My lab focuses on the study of neural circuits that mediate a specific function such as sensation/perception. In the past I dealt with the circuits below or at the entry level of cortical information processing. Currently I'm focusing on the circuits at cortical level. Since cortical circuits are hard to detect, due to the charateristics of connections cortical neurons form among themselves, more rigorous research techniques are required. One approach is to sample a number of neurons to increase the probability of detection of connections. For that, my lab will use two-photon microscopy. By combining it with intracellular recording, I hope to uncover the pattern of connectivity, while tracking its function at the same time. My immediate plan is to apply this approach for mouse visual and somatosensory cortices


A schematic view of exprimental approach to reveal functional connectivity. Calcium signal is monitored from a number of neurons simultaneousely by two-photon imaging and an electrical activity is monitored intracellularly from a single neuron either within the imaged view (to study local connections) or outside of the view (to study long-range connections). (left image from Nature 2006)
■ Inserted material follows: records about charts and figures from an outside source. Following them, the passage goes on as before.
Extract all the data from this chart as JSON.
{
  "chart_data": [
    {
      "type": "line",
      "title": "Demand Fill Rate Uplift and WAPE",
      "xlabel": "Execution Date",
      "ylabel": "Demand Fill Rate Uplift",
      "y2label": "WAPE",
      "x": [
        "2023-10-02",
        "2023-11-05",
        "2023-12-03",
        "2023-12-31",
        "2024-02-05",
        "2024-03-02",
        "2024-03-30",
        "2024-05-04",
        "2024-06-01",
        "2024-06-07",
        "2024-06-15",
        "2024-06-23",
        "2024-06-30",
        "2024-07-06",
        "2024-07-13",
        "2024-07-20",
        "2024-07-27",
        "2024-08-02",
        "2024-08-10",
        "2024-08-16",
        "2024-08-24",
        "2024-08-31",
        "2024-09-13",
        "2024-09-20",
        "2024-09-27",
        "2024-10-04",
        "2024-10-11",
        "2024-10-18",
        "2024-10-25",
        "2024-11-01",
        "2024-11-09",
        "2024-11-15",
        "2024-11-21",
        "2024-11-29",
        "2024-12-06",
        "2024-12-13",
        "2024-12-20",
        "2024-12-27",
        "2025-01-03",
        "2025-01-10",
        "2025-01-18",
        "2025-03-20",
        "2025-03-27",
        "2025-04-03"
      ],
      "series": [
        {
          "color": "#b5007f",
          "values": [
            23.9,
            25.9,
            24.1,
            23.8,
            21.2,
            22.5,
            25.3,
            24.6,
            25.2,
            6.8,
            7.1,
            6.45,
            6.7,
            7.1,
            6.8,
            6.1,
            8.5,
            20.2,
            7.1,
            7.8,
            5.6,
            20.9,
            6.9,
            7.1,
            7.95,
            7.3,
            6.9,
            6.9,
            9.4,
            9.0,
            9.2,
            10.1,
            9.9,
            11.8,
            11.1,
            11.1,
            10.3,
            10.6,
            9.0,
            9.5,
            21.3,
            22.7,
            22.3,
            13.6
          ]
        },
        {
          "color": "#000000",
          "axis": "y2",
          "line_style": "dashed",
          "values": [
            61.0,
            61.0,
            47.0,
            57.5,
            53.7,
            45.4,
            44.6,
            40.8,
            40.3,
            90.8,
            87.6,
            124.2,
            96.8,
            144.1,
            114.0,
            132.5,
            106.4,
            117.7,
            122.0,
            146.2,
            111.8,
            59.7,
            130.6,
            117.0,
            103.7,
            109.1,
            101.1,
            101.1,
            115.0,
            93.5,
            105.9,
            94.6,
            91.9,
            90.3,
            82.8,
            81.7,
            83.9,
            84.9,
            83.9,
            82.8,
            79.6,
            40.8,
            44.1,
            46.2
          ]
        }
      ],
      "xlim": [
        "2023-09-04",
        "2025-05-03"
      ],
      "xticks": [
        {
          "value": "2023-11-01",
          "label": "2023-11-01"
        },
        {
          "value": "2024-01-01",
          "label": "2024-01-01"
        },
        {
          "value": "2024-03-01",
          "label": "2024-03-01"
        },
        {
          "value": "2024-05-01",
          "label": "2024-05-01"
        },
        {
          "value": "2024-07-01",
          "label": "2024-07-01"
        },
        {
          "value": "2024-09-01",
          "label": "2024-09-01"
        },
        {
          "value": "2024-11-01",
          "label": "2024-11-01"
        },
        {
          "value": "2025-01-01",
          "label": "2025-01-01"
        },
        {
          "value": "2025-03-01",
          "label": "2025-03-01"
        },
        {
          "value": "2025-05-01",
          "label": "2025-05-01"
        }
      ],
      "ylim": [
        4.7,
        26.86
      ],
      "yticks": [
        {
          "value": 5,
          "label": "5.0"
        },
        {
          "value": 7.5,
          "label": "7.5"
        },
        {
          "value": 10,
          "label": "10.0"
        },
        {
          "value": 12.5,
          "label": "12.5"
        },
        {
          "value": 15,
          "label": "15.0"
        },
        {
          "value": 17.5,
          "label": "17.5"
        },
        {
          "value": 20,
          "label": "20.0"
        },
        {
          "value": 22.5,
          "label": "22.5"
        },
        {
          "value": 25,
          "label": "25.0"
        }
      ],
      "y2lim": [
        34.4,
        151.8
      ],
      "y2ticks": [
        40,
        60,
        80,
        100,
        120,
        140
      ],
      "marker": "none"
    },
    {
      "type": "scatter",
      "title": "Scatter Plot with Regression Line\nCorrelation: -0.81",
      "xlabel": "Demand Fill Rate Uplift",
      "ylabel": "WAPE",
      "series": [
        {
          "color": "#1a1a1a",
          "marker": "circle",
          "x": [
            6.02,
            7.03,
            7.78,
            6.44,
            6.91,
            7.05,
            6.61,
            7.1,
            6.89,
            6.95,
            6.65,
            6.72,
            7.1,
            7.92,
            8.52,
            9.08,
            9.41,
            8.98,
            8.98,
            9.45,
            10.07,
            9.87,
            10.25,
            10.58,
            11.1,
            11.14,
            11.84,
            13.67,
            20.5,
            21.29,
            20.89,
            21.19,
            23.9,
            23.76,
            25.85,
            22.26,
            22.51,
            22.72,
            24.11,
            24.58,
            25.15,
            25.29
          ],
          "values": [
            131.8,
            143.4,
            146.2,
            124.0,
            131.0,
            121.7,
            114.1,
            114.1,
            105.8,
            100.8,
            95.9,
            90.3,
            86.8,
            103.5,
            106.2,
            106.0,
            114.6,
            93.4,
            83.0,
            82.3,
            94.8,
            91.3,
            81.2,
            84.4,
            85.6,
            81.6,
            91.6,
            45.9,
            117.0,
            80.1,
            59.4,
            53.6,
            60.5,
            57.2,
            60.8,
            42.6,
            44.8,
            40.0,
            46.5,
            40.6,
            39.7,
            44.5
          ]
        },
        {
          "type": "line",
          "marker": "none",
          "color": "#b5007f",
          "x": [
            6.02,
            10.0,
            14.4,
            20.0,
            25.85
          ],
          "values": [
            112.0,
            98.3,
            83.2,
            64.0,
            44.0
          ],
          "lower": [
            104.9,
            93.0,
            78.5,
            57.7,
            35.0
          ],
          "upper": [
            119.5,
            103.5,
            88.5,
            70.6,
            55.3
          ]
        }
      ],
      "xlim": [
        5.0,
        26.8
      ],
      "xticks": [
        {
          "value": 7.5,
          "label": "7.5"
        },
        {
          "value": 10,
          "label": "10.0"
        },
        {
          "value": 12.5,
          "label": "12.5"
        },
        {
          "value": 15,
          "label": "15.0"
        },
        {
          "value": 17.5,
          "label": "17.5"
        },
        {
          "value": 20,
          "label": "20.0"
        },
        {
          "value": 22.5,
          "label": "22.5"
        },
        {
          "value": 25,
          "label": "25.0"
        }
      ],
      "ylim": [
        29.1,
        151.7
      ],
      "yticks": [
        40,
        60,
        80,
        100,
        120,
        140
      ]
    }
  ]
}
One of the long-term goal of my lab is to study the behavior of neural circuits in behaving animals. There is always a reductionnist's advantage to carry out experiments on simpler specimen such as anaesthesized animals or brain slices. However it is also well known that the intact brain provides a very different enviornment for neural circuits to behave. For example, numerous neuromodulators are constantly secreted depending on the internal/external states of the animal and such states are very important for how  the circuits function. Therefore, in order to understand neural circuits, it is crucial to check out the working rules of neural circuits in a realistic conditions. I'm planning to use two approaches. First, use of different level of anaesthesia, to control the level of consciousness. Second, use of a behaving animal.




Center for Neural Science at KIST has a few line of very interesting knockout mice. Some of them clearly shows problems in thalamic functions including disturbances in the firing patterns of relay neurons and reticular neurons. By collaboration with Dr. Shin Hee-Sup, who developed these mutant mice, we are trying to figure out the problem of sensory gating, that eventually leads to uncovering the mystery of "consciousness".